GPU-Accelerated Workloads in AKS

Question

Pulumi · Accepted Answer

To deploy GPU-accelerated workloads on Azure Kubernetes Service (AKS), you need to create an AKS cluster with a node pool that includes GPU-enabled virtual machines. In Pulumi, you accomplish this by using the `azure-native.containerservice.ManagedCluster` to create a Kubernetes cluster and the `azure-native.containerservice.AgentPool` to define the node pool necessary for GPU workloads.

Azure provides various types of virtual machines that are suitable for GPU-accelerated workloads, such as the NV series VMs. When creating the node pool, specify an appropriate VM size (e.g., `Standard_NC6`) that comes equipped with GPUs.

Here is a step-by-step Python program in Pulumi to create an AKS cluster with a node pool suitable for GPU-accelerated workloads:

1. Import necessary Pulumi modules.

2. Create a new AKS cluster.

3. Create a new agent pool with GPU-enabled virtual machines. You would typically select a VM size that supports GPUs, such as `Standard_NC6`.

4. Export the required outputs, such as the Kubernetes cluster name and the kubeconfig needed to access the cluster.
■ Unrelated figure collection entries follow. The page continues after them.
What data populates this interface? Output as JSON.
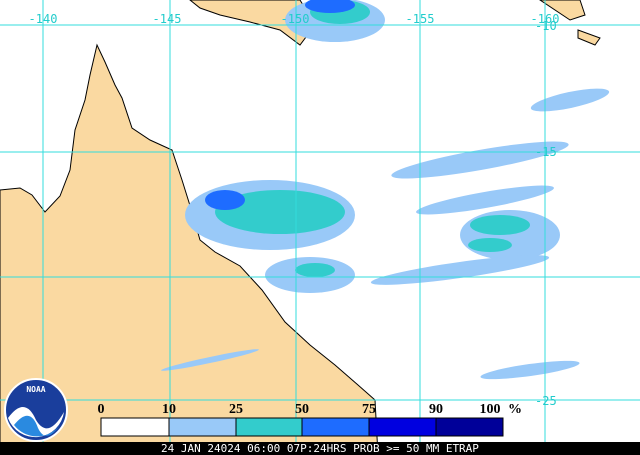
{
  "map": {
    "longitude_labels": [
      "-140",
      "-145",
      "-150",
      "-155",
      "-160"
    ],
    "latitude_labels": [
      "-10",
      "-15",
      "-25"
    ],
    "logo": "NOAA",
    "legend": {
      "labels": [
        "0",
        "10",
        "25",
        "50",
        "75",
        "90",
        "100"
      ],
      "unit": "%"
    },
    "footer": "24 JAN 24024 06:00 07P:24HRS PROB >= 50 MM ETRAP"
  }
}
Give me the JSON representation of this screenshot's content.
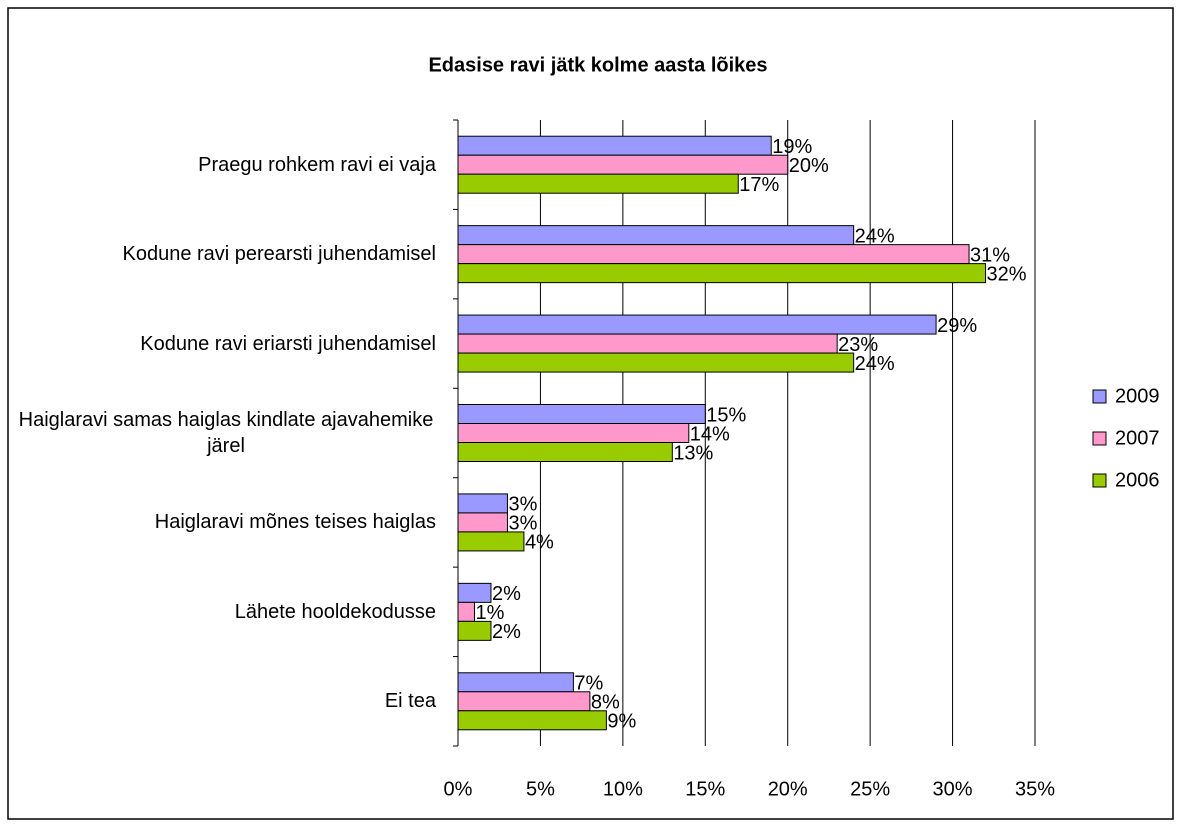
{
  "chart_data": {
    "type": "bar",
    "orientation": "horizontal",
    "title": "Edasise ravi jätk kolme aasta lõikes",
    "categories": [
      "Praegu rohkem ravi ei vaja",
      "Kodune ravi perearsti juhendamisel",
      "Kodune ravi eriarsti juhendamisel",
      "Haiglaravi samas haiglas kindlate ajavahemike järel",
      "Haiglaravi mõnes teises haiglas",
      "Lähete hooldekodusse",
      "Ei tea"
    ],
    "series": [
      {
        "name": "2009",
        "color": "#9999ff",
        "values": [
          19,
          24,
          29,
          15,
          3,
          2,
          7
        ],
        "value_labels": [
          "19%",
          "24%",
          "29%",
          "15%",
          "3%",
          "2%",
          "7%"
        ]
      },
      {
        "name": "2007",
        "color": "#ff99cc",
        "values": [
          20,
          31,
          23,
          14,
          3,
          1,
          8
        ],
        "value_labels": [
          "20%",
          "31%",
          "23%",
          "14%",
          "3%",
          "1%",
          "8%"
        ]
      },
      {
        "name": "2006",
        "color": "#99cc00",
        "values": [
          17,
          32,
          24,
          13,
          4,
          2,
          9
        ],
        "value_labels": [
          "17%",
          "32%",
          "24%",
          "13%",
          "4%",
          "2%",
          "9%"
        ]
      }
    ],
    "xlim": [
      0,
      35
    ],
    "xticks": [
      {
        "value": 0,
        "label": "0%"
      },
      {
        "value": 5,
        "label": "5%"
      },
      {
        "value": 10,
        "label": "10%"
      },
      {
        "value": 15,
        "label": "15%"
      },
      {
        "value": 20,
        "label": "20%"
      },
      {
        "value": 25,
        "label": "25%"
      },
      {
        "value": 30,
        "label": "30%"
      },
      {
        "value": 35,
        "label": "35%"
      }
    ],
    "grid": true,
    "legend": "right"
  }
}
Let's move on to the program:

```python
import pulumi
import pulumi_azure_native as azure_native

# Create a new resource group to contain the AKS cluster
resource_group = azure_native.resources.ResourceGroup("gpu_workloads_rg")

# Define the settings for the AKS cluster
managed_cluster = azure_native.containerservice.ManagedCluster(
    "gpu_workloads_cluster",
    resource_group_name=resource_group.name,
    dns_prefix="gpuk8s",  # Replace with your DNS prefix
    agent_pool_profiles=[{
        "count": 1,  # Number of nodes in the GPU node pool
        "vm_size": "Standard_NC6",  # GPU-enabled VM size
        "name": "gpunodepool",
        "os_type": "Linux",
        "mode": "User",  # Indicates that this is a node pool for user workloads
    }],
    identity={
        "type": "SystemAssigned",
    },
    # Additional cluster settings go here...
)

# Define the node pool for GPU workloads
gpu_node_pool = azure_native.containerservice.AgentPool(
    "gpu_node_pool",
    agent_pool_name="gpupool",  # Name of the GPU node pool
    mode="User",  # User node pool, not used for system services
    os_type="Linux",
    vm_size="Standard_NC6",  # GPU-enabled VM size
    count=1,  # Number of nodes
    resource_group_name=resource_group.name,
    cluster_name=managed_cluster.name,
    # Customizable settings like scaling, taints, and labels can be specified here...
)

# Export the cluster name and kubeconfig for accessing the cluster
pulumi.export("cluster_name", managed_cluster.name)
kubeconfig = pulumi.Output.all(resource_group.name, managed_cluster.name).apply(
    lambda args: azure_native.containerservice.list_managed_cluster_user_credentials(
        resource_group_name=args[0],
        resource_name=args[1],
    ).kubeconfigs[0].value.apply(
        lambda enc: pulumi.Output.secret(enc.decode("utf-8"))
    )
)
pulumi.export("kubeconfig", kubeconfig)
```

In the program above:

- We created a new resource group to host the AKS cluster. You can alternatively use an existing resource group.

- We then set up an AKS cluster with an initial agent pool configuration. The pool is defined with GPU-enabled virtual machines by specifying the `vm_size`.

- We have a dedicated node pool specifically configured with GPU resources. Again, we specify the VM size that includes a GPU. You can adjust the `count` parameter to have more than one node if you need more GPU resources.

- Finally, we export the `cluster_name` and `kubeconfig` to allow access to the AKS cluster. The `kubeconfig` is marked as a secret because it contains sensitive information used to authenticate to the cluster.

For any AKS deployment, you might also need to consider other settings such as networking, storage, monitoring, and autoscaling, depending on your application requirements. The above program can be augmented with additional properties to manage these aspects.